What’s a word to do (App. XIV)? Words’ work is overwhelming. There’s no simple, easy, 1 to1, point AT symbolic correspondence here. (Only Peirce finds a way to 1 to 1, seeing meaning as the particular behavioral consequence evoked – and not just as evoked by a word. Otherwise, “meaning” is a very open, unpointed question [as in “Huh?” See X]. Peirce’s solution sets aside the whole Realization family of meaning that these hypostatized behavioral conditions implicate – a family of generations, not just of siblings and cousins.)

What is required here is an Involve capability so as to be able to Grasp what is being talked about (VII; C-105), an Involve capability such as that [only partially] illustrated for “mind” by this mapping set of eight.)

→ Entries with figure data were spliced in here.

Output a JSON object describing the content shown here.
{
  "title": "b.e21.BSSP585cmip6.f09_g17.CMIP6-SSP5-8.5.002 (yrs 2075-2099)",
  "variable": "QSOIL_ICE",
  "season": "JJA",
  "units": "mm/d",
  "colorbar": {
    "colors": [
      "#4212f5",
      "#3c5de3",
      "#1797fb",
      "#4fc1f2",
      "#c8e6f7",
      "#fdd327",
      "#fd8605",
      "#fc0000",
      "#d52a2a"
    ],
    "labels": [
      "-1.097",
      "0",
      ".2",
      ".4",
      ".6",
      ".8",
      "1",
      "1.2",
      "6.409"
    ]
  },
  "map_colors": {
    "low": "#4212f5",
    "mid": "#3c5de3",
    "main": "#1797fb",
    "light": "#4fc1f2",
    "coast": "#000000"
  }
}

Linguistic technology, employing hypostatization on behavioral conditions IN and OF consequence in order to use cognition’s inside-outside relation (X) for descriptive purposes – and relying on (attributed) identification and location to trigger step taking, has given us a weak Grasp for problem solving … not to mention rigid instructional methods (0:Sp) and unending “definition” problems (0:Ps) in furtherance of this technological adoption and usage. How good a mapping capability are we furnished by that? Don’t we need a mapping capability for problem solving (App. XIX) that could give us the Involve that we need by which to Grasp?

Where to go from here? Clearly to review the needed functionality (i.e., C-110: What is called for) in light of the Nature of Things’ general persisting conditions (partial order, consequentiality and discontinuity) and the requisites and imperatives for behavioral entities which follow as principles (III) … and then design more relevant technologies.

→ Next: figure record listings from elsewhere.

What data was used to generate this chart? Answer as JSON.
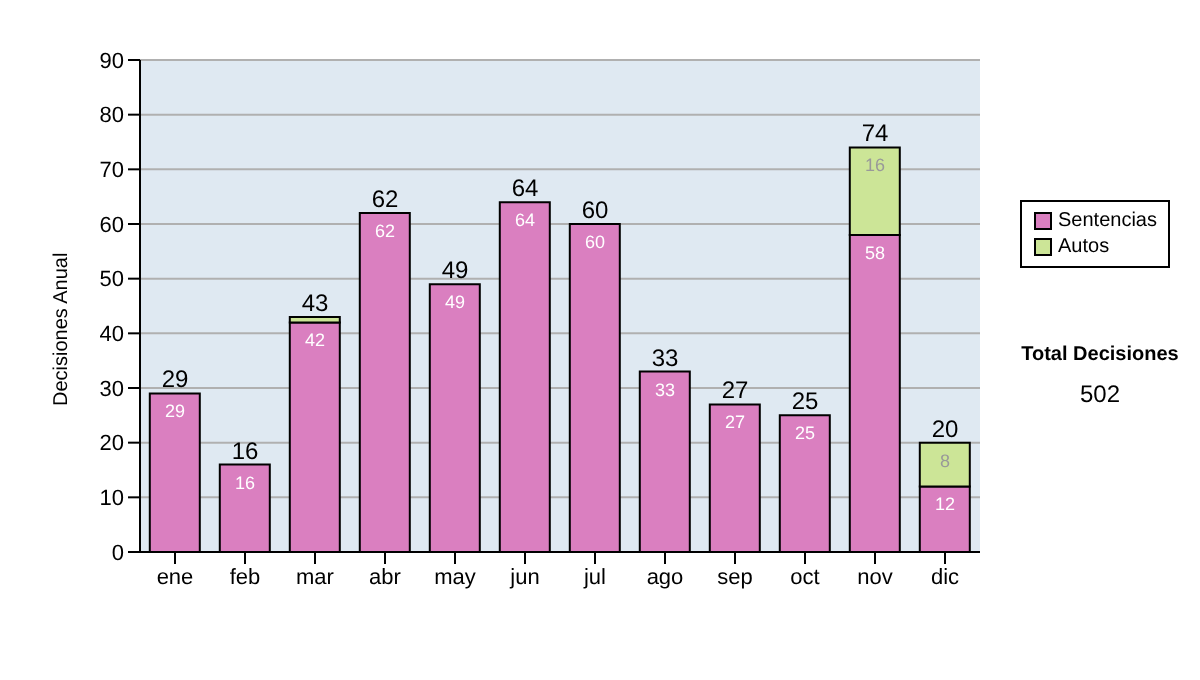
{
  "chart_data": {
    "type": "bar",
    "stacked": true,
    "ylabel": "Decisiones Anual",
    "categories": [
      "ene",
      "feb",
      "mar",
      "abr",
      "may",
      "jun",
      "jul",
      "ago",
      "sep",
      "oct",
      "nov",
      "dic"
    ],
    "series": [
      {
        "name": "Sentencias",
        "color": "#da7fc0",
        "values": [
          29,
          16,
          42,
          62,
          49,
          64,
          60,
          33,
          27,
          25,
          58,
          12
        ],
        "value_labels": [
          "29",
          "16",
          "42",
          "62",
          "49",
          "64",
          "60",
          "33",
          "27",
          "25",
          "58",
          "12"
        ]
      },
      {
        "name": "Autos",
        "color": "#cce597",
        "values": [
          0,
          0,
          1,
          0,
          0,
          0,
          0,
          0,
          0,
          0,
          16,
          8
        ],
        "value_labels": [
          null,
          null,
          null,
          null,
          null,
          null,
          null,
          null,
          null,
          null,
          "16",
          "8"
        ]
      }
    ],
    "totals": [
      "29",
      "16",
      "43",
      "62",
      "49",
      "64",
      "60",
      "33",
      "27",
      "25",
      "74",
      "20"
    ],
    "ylim": [
      0,
      90
    ],
    "yticks": [
      0,
      10,
      20,
      30,
      40,
      50,
      60,
      70,
      80,
      90
    ],
    "grid": "y",
    "legend": "right",
    "annotations": [
      "Total Decisiones",
      "502"
    ]
  }
}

This is also a matter of investments (App. XIII). And see C-116 re “brain mapping” – i.e., body (B-) mapping. Mind mapping demands commensurate step (S-) mapping capability.

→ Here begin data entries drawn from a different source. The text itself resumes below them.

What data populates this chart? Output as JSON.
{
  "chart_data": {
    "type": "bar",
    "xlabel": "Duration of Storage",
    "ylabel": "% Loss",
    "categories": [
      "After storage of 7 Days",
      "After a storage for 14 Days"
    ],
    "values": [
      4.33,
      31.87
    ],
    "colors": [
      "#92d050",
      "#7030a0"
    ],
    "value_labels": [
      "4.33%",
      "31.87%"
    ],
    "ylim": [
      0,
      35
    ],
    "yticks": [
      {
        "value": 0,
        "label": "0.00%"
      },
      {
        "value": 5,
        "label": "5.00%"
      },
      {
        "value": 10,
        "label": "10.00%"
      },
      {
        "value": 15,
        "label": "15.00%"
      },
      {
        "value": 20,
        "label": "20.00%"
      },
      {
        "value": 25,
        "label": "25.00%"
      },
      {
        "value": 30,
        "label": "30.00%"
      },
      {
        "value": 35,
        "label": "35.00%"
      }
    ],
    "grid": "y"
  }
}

*Take the relationship of an observer, P, to an observed, x, as the salience relationship (P:x) comprising that person’s experience, past-into-present, with this focus of attention. Now consider that processes of valuation and (realization’s) composition (C-107, C-111) both require dealing with the pertinence relationship between or among at least two foci of attention: P:x1,x2. This is cognition and not merely recognition, at work. (The salience relationship does, however, often contain cognitive aspects. Some relating, using relations [X], may have been going on to produce or help produce the salience relationship.) Note also the case when one of the x’s is another P, as in P:x,P (e.g. “seeing ourselves as others see us”). And given that to grasp one must involve (VII), P:x is, at best, a special case once CEM-history has advanced in minding development. “Stimulus-response,” however modified (e.g., “mediated”), is too much a loose, summary concept and not enough a firm theoretical Grasp of behavior. And “objectivity” comes across as a risky minding strategy and not just ironic, as here.